Richard Paine and Stephen Davies are two middle aged men who are passionate about cycling. They combine busy work and travel schedules with sneaky training sessions. They have previously knocked off a couple of TransAlps and love the adventure of multistage mountain bike races.
Steve lives in Sydney and rides with the Tour de Cure bunch out of Neutral Bay. He is a one trick pony who can’t sprint, can’t time trial and can’t descend.
Richard has no such limitations. Rich lives in Singapore and races with the ANZA Mavericks. He is mining a rich vein of form this year which has seen him win the super masters category in the Singapore Nationals for the TT, the road race and the XC.
After the cold temperatures and heavy rain last night, today was always going to be a war of attrition. I spent last night shivering in my sleeping bag with every stitch of clothing that I own on. At 1,600m and with the change in weather it was cold.
Today’s stage consisted of 68% wet and muddy single track. Not as muddy as the last lap at this year’s Mont24, but pretty slippery all the same. We took off under leaden skies and after yesterday’s hail there was a certain nervousness in the field. A 270m vertical climb up a gravel road spread the field somewhat before we hit the single track.
The first singletrack was on a trail covered in snow, mud and ice. The predictable carnage occurred. I kept thinking of Mickey and Hec riding their mountain bikes home from the nightclub in St Anton at 4.00am 20 years ago. If they could do it then “what the hell”

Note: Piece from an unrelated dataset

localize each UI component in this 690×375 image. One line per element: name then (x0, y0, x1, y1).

The first downhill was 15km of flowing singletrack covered in deep mud. We were not racing but riding one after another in single file. Every 500m or so would be a team by the side of the trail with a mechanical or flat. We passed the Tinhorn team who were in 8th place about 15km into the stage as they fixed a flat.
The main climb of the day was a brute of 500m vertical. By this stage we were thick in mud and chain suck was the order of the day. As such we had to walk all the steep sections. While I had brought a rag and lube, that seemed to work for only 10 minutes.
The top section was so rocky that the last 400m was unridable. Rich had a fall on a technical section and hurt his thumb. What goes up must come down and we hit a long fast descent. We were still not racing just riding together and staying up.
The second half of the ride was rolling single track. Very rocky and in normal conditions it would have been fantastic. Unfortunately it was absolutely pelting down with cold rain. Rich and I rode well, heads down trying to travel fast despite the conditions. We were with the Tinhorn boys (10th position) for most of the stage until Irish had a fall in a technical section and broke his suspension.
Fortune favours the brave so about 15km from the finish I blew a side wall. Normally this would be an easy fix but it took me about 15 minutes. With cold fingers and everything covered in an inch of mud, I just could not get my act together.
10km out from the finish we hit the highway. We were on Route 66 for a long climb followed by a downhill to the finish. On the downhill we were sitting at about 65kph when a couple of deer ran onto the road. A little bit of excitement to end the day. It is great to have the Singapore Super Masters TT champion on your team and we smashed the 10km road section to pick up a couple of places.
Everyone suffered from falls and mechanicals today, we were more fortunate than most and our strategy of survival paid off with a 6th place. The teams above us mostly suffered disasters and we have moved up to 6th place.
A big thanks to Andrew and Dave at Mont who provided us with Hammerhead jackets. In a day when we had climbs in sunshine, snow, heavy rain and no shortage of mud, the jackets were perfect.
I would like to give a huge plug to Simone Mccallum & Claire Garcia-Webb of Shparkle Horsh And The Hypermonkey. A couple of girls from Perth who have been holding down second place in the open women.